Some years ago DH and I stopped at a little diner on Highway 17 in Pierson, Florida on our way to our weekend house on the St. John’s River in Welaka. We sat down in the booth, placed our order and waited for the food to arrive. On the wall above the salt and pepper, ketchup and napkins there was a sheet of paper. No, it was not a menu or any other words of the proprietor. It was The Declaration of Independence just as it appears here. I was rather excited to see it, because I could not ever remember reading it. DH proceeded to recite the first sentence, “When in the course of human events…” that he had memorized for his role as Thomas Jefferson in a play in grade school. Fifty years later he could still remember the Words. I on the other hand had not learned them though I’m sure they were hung in every elementary school classroom of mine, and I was keenly interested to read the Words in this special document that so many men had signed at the risk of their Lives, their Fortunes and their sacred Honor.

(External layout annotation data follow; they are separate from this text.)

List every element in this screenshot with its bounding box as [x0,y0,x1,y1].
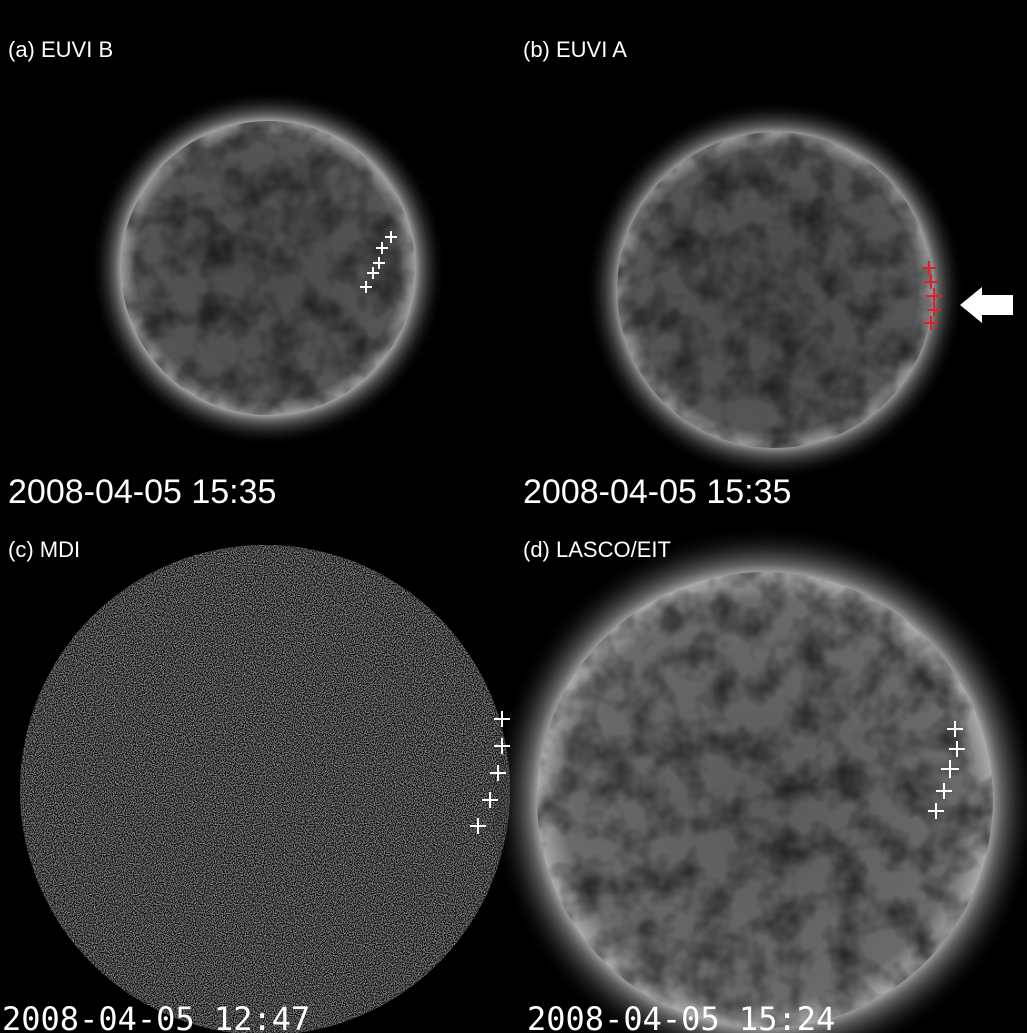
sun-c [20,545,510,1033]
markers-c [470,711,510,834]
sun-d [490,525,1027,1033]
panel-label: (b) EUVI A [523,37,627,62]
sun-a [90,90,446,446]
markers-d [928,721,965,819]
panel-label: (d) LASCO/EIT [523,537,671,562]
timestamp: 2008-04-05 15:35 [523,473,791,511]
panel-label: (a) EUVI B [8,37,113,62]
markers-a [360,231,397,293]
timestamp: 2008-04-05 12:47 [2,1000,310,1033]
arrow [960,287,1013,323]
panel-label: (c) MDI [8,537,80,562]
sun-b [585,100,965,480]
markers-b [922,261,942,330]
timestamp: 2008-04-05 15:35 [8,473,276,511]
timestamp: 2008-04-05 15:24 [527,1000,835,1033]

So I started to read it - out loud - with a look of approval from DH. It’s a lengthy document with long sentences, and several times I ran out of breath before the period finally came. I tried to give it all the deference at my command with proper diction though the ancient script made it none too easy. Still etched in my memory are the many times when my emotions would suddenly jump to my throat, choking the flow of words, and bringing tears to my eyes, blurring the page before me. I am not a person who cries in front of others, since hiding my emotions is preferable to showing my emotions. However, several times the Words of this Declaration forced me to pause to regain my composure which caused me to realize that being an American has consequences even for those of us who haven’t paid much attention. These Words held meaning and power in my life. These Words, penned so arduously and prayerfully by fifty-six men long since dead who were faithfully representing the people back in their home colony and by so doing were committing those people – farmers and shopkeepers and their families - to a war against the greatest power on earth, these Words cut into the deepest part of me, a part of me of which I was unaware – the Patriot. Growing up in America inculcates the soul with a love of country that though not entirely unique is exceedingly profound even if we Americans don’t fully realize it. Reading the Words that brought about my Beautiful America out loud was quite an amazing experience. Click HERE to be amazed yourself.

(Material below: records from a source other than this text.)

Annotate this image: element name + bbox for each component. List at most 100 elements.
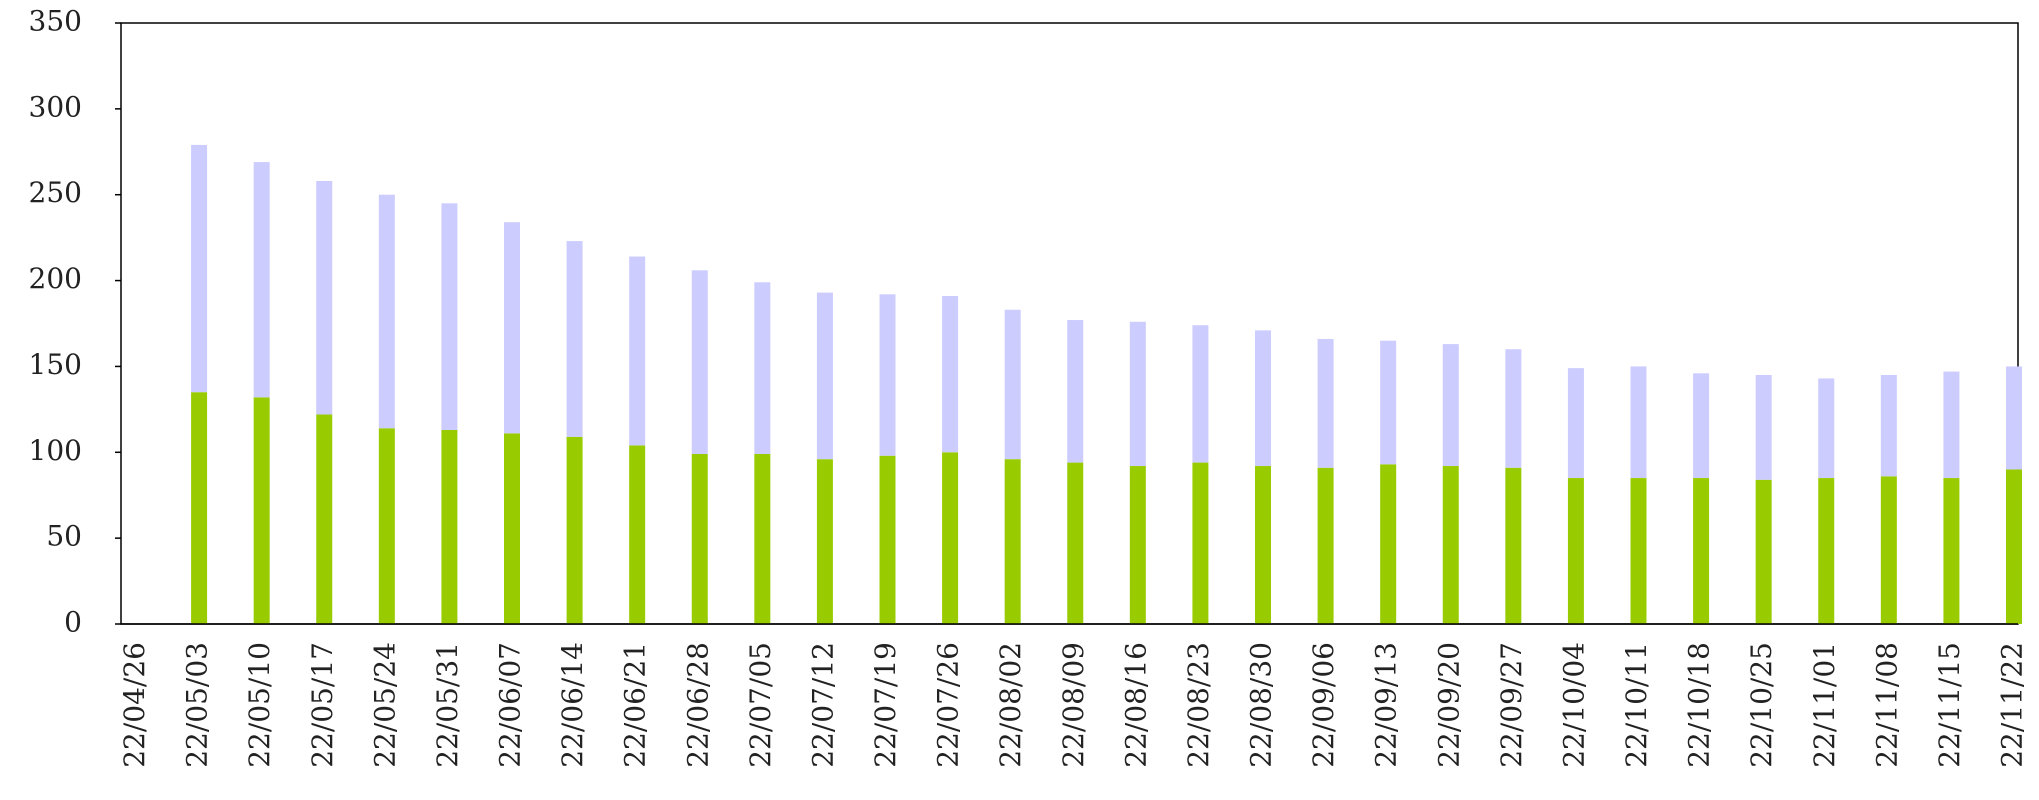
- bar-segment: [1317, 467, 1334, 624]
- x-tick-label: 22/09/20: [1432, 642, 1465, 768]
- y-tick-label: 50: [46, 520, 82, 553]
- x-tick-label: 22/05/17: [306, 642, 339, 768]
- bar-segment: [1755, 479, 1772, 624]
- bar-segment: [879, 294, 896, 456]
- bar-segment: [1818, 478, 1835, 624]
- x-tick-label: 22/10/18: [1683, 642, 1716, 768]
- bar-segment: [191, 144, 208, 393]
- x-tick-label: 22/11/08: [1870, 642, 1903, 768]
- bar-segment: [629, 256, 646, 446]
- bar-segment: [1505, 467, 1522, 624]
- y-tick-label: 350: [29, 5, 82, 38]
- bar-segment: [1129, 321, 1146, 467]
- x-tick-label: 22/08/23: [1182, 642, 1215, 768]
- bar-segment: [942, 296, 959, 453]
- x-tick-label: 22/06/21: [619, 642, 652, 768]
- x-tick-label: 22/08/30: [1245, 642, 1278, 768]
- bar-segment: [1630, 478, 1647, 624]
- bar-segment: [1442, 344, 1459, 467]
- bar-segment: [879, 455, 896, 624]
- x-tick-label: 22/06/14: [556, 642, 589, 768]
- bar-segment: [566, 241, 583, 437]
- bar-segment: [1192, 325, 1209, 463]
- bar-segment: [191, 392, 208, 624]
- y-tick-label: 200: [29, 262, 82, 295]
- y-tick-label: 150: [29, 348, 82, 381]
- bar-segment: [691, 270, 708, 455]
- x-tick-label: 22/07/19: [869, 642, 902, 768]
- x-tick-label: 22/05/10: [243, 642, 276, 768]
- bar-segment: [504, 222, 520, 434]
- x-tick-label: 22/05/24: [368, 642, 401, 768]
- bar-segment: [629, 445, 646, 624]
- y-tick-label: 300: [29, 90, 82, 123]
- bar-segment: [1380, 464, 1397, 624]
- x-tick-label: 22/10/04: [1557, 642, 1590, 768]
- x-tick-label: 22/06/28: [681, 642, 714, 768]
- bar-segment: [1567, 368, 1584, 479]
- x-tick-label: 22/10/25: [1745, 642, 1778, 768]
- x-tick-label: 22/05/03: [181, 642, 214, 768]
- x-tick-label: 22/11/01: [1808, 642, 1841, 768]
- x-tick-label: 22/09/13: [1370, 642, 1403, 768]
- bar-segment: [1818, 378, 1835, 479]
- bar-segment: [1630, 366, 1647, 479]
- bar-segment: [816, 292, 833, 460]
- bar-segment: [1004, 309, 1021, 460]
- bar-segment: [253, 397, 270, 624]
- x-tick-label: 22/08/16: [1119, 642, 1152, 768]
- bar-segment: [253, 162, 270, 398]
- x-tick-label: 22/10/11: [1620, 642, 1653, 768]
- y-tick-label: 100: [29, 434, 82, 467]
- bar-segment: [691, 454, 708, 624]
- bar-segment: [1255, 330, 1271, 467]
- bar-segment: [1693, 373, 1710, 479]
- x-tick-label: 22/07/12: [806, 642, 839, 768]
- x-tick-label: 22/07/26: [932, 642, 965, 768]
- bar-segment: [1317, 338, 1334, 468]
- bar-segment: [441, 203, 458, 430]
- bar-segment: [1442, 466, 1459, 624]
- x-tick-label: 22/08/09: [1057, 642, 1090, 768]
- bar-segment: [1943, 371, 1960, 479]
- bar-segment: [316, 414, 333, 624]
- x-tick-label: 22/09/27: [1495, 642, 1528, 768]
- bar-segment: [378, 428, 395, 624]
- bar-segment: [1567, 478, 1584, 624]
- y-tick-label: 250: [29, 176, 82, 209]
- bar-segment: [1129, 466, 1146, 624]
- x-tick-label: 22/09/06: [1307, 642, 1340, 768]
- x-tick-label: 22/05/31: [431, 642, 464, 768]
- bar-segment: [1380, 340, 1397, 465]
- bar-segment: [754, 282, 771, 455]
- bar-segment: [441, 429, 458, 624]
- bar-segment: [504, 433, 520, 624]
- x-tick-label: 22/07/05: [744, 642, 777, 768]
- bar-segment: [1943, 478, 1960, 624]
- bar-segment: [1004, 459, 1021, 624]
- bar-segment: [1693, 478, 1710, 624]
- bar-segment: [378, 194, 395, 429]
- bar-segment: [1255, 466, 1271, 624]
- bar-segment: [2006, 366, 2022, 470]
- bar-segment: [1192, 462, 1209, 624]
- bar-segment: [316, 180, 333, 415]
- bar-segment: [1067, 320, 1084, 463]
- bar-segment: [1880, 476, 1897, 624]
- bar-segment: [816, 459, 833, 624]
- x-tick-label: 22/08/02: [994, 642, 1027, 768]
- bar-segment: [754, 454, 771, 624]
- bar-segment: [1505, 349, 1522, 468]
- bar-segment: [1067, 462, 1084, 624]
- bar-segment: [1880, 375, 1897, 477]
- x-tick-label: 22/04/26: [118, 642, 151, 768]
- x-tick-label: 22/11/15: [1933, 642, 1966, 768]
- bar-segment: [566, 436, 583, 624]
- bar-segment: [1755, 375, 1772, 480]
- bar-segment: [2006, 469, 2022, 624]
- x-tick-label: 22/11/22: [1996, 642, 2029, 768]
- y-tick-label: 0: [64, 606, 82, 639]
- x-tick-label: 22/06/07: [494, 642, 527, 768]
- bar-segment: [942, 452, 959, 624]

Signers Declaration_independence


  1. Masterfully written...just reading it brought me to tears as I can see how deeply you feel on this subject and you know how meaningful it is to me. Thank you for "your thoughts", I'm proud to your friend and to be an American!


  2. Sherry, even though I've seen the Declaration many times, I've never read it in its entirety. Your post makes me realize I need to do this. Thanks for a powerful and inspiring post.